The current study uniquely assesses both Schistosoma mansoni- and Schistosoma haematobium-related morbidity of the liver and the bladder as assessed by ultrasound as well as spleen and liver morbidity through clinical exams. The impact of praziquantel (PZQ) treatment on such potential inter-specific schistosome interactions and resulting morbidity using uniquely detailed longitudinal data (pre- and one year post-PZQ treatment) arising from the National Schistosomiasis Control Program in three areas of Mali: Ségou, Koulikoro and Bamako, is also evaluated. At baseline, data were collected from up to 2196 children (aged 7-14 years), 844 of which were infected with S. haematobium only, 124 with S. mansoni only and 477 with both. Follow-up data were collected from up to 1265 children.

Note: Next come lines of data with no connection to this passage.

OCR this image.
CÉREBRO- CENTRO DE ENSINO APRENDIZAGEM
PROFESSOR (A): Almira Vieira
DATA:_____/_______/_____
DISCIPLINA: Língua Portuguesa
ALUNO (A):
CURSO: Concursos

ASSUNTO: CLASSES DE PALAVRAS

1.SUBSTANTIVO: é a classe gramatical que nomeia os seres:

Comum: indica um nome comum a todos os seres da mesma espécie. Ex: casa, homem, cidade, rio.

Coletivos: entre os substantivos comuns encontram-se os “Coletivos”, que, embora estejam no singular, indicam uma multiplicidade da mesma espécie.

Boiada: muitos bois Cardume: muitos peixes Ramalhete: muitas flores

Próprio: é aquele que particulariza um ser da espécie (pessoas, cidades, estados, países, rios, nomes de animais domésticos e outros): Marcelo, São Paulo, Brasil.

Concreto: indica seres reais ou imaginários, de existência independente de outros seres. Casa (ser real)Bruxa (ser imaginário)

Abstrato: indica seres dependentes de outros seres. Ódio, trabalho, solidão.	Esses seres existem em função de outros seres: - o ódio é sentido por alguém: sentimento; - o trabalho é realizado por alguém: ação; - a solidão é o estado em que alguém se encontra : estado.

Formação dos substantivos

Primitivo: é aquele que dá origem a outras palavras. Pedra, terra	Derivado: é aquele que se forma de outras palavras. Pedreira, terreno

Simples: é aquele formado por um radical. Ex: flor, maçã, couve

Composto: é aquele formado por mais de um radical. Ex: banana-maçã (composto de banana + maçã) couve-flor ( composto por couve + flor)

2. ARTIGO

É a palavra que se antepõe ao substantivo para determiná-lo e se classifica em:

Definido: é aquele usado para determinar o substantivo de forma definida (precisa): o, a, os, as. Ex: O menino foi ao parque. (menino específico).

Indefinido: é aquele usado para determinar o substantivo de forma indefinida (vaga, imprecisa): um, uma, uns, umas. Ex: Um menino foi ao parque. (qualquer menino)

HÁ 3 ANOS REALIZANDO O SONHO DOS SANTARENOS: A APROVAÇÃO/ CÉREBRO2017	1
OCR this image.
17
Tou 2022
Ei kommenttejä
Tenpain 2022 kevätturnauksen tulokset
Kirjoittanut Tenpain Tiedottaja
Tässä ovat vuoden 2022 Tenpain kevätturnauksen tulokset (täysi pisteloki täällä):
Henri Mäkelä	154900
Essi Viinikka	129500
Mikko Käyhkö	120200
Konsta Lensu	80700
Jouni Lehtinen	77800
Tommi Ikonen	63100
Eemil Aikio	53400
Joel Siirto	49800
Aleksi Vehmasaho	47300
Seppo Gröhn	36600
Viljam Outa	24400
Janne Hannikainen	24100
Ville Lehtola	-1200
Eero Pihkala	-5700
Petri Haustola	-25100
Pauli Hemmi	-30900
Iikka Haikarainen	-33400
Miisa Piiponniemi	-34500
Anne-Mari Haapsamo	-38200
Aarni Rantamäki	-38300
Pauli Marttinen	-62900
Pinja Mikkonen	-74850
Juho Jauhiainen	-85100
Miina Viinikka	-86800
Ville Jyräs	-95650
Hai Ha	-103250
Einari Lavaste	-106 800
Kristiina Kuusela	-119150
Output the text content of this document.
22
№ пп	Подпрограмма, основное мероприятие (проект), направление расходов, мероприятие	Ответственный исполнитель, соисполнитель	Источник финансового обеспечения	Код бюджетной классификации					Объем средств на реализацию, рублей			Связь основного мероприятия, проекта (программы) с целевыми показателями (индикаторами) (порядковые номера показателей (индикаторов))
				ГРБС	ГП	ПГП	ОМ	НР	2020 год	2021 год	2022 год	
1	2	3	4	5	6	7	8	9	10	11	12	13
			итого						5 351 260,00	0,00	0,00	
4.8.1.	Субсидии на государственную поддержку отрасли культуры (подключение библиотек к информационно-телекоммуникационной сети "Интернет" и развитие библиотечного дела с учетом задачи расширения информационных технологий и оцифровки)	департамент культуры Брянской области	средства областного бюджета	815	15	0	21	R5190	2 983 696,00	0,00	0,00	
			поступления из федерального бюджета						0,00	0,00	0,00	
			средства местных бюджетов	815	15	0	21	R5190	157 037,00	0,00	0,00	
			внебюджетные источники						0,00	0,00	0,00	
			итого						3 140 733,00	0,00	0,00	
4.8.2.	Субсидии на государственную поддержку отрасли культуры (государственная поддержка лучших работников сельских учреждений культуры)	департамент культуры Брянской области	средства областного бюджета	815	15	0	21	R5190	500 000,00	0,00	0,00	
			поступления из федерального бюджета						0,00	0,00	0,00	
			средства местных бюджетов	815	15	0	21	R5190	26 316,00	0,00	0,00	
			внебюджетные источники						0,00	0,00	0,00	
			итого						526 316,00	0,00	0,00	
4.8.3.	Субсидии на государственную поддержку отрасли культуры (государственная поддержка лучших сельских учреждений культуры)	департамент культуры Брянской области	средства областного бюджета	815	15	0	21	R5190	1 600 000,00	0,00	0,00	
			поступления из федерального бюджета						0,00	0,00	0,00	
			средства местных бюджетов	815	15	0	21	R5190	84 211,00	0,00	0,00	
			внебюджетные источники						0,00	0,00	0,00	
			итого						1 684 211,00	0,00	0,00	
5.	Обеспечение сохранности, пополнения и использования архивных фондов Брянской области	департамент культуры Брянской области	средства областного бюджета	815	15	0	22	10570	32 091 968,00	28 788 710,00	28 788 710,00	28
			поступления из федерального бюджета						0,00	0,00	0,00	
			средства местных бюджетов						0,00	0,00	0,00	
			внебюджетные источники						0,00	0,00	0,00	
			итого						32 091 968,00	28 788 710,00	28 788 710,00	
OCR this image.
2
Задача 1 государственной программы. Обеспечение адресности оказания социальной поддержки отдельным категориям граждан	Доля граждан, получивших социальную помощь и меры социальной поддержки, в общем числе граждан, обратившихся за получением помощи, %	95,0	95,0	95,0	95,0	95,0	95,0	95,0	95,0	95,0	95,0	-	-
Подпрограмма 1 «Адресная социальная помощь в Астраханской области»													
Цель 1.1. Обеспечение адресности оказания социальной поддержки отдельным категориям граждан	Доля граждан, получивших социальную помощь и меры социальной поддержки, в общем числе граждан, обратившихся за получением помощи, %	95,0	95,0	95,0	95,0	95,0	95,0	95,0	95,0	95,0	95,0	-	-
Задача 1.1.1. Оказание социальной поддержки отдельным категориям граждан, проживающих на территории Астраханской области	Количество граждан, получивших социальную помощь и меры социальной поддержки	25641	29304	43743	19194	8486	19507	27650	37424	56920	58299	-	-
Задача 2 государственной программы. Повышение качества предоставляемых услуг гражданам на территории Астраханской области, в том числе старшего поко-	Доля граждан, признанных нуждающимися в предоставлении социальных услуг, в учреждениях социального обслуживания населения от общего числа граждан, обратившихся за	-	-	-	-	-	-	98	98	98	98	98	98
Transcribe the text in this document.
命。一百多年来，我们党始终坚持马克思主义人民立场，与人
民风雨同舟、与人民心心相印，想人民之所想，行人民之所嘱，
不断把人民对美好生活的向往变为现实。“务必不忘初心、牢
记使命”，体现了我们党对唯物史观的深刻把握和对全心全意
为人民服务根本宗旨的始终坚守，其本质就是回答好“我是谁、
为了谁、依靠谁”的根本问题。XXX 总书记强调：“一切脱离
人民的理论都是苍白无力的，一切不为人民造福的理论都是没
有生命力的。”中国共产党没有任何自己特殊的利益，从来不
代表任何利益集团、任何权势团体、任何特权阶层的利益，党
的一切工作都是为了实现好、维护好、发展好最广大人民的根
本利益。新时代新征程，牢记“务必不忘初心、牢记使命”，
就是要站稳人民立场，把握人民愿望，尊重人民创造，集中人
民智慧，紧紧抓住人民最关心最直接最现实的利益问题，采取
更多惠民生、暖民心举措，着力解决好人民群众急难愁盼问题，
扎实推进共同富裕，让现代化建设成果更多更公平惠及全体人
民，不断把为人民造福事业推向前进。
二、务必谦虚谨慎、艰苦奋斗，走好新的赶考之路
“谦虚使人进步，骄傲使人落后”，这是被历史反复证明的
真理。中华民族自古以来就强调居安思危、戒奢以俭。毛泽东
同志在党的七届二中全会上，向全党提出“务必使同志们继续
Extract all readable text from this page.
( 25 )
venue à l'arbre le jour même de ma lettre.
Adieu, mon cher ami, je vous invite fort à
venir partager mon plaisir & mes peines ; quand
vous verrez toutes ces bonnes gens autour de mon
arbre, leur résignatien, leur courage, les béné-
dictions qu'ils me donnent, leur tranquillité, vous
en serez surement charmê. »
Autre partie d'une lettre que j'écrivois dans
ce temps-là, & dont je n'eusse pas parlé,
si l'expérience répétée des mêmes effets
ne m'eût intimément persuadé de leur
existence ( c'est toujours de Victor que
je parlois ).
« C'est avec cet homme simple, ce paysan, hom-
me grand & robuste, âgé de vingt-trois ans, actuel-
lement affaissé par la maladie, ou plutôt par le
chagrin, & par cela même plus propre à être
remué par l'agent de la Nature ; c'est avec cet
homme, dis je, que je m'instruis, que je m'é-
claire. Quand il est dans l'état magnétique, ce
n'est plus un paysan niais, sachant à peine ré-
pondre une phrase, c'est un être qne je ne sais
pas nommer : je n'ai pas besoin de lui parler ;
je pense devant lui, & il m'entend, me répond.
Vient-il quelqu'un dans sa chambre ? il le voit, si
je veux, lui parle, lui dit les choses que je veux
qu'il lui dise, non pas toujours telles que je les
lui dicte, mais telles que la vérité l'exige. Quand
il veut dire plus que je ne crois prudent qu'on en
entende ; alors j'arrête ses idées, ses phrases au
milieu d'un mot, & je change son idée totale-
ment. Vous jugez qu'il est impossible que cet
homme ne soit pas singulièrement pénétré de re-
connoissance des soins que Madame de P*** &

Results suggested lower liver morbidity in mixed compared to single S. mansoni infections and higher bladder morbidity in mixed compared to single S. haematobium infections. Single S. haematobium or S. mansoni infections were also associated with liver and spleen morbidity whilst only single S. haematobium infections were associated with bladder morbidity in these children (light S. haematobium infection OR: 4.3, p < 0.001 and heavy S. haematobium infection OR: 19, p < 0.001). PZQ treatment contributed to the regression of some of the forms of such morbidities.


Whilst the precise biological mechanisms for these observations remain to be ascertained, the results illustrate the importance of considering mixed species infections in any analyses of parasite-induced morbidity, including that for the proposed Disability Adjusted Life Years (DALYs) revised estimates of schistosomiasis morbidity.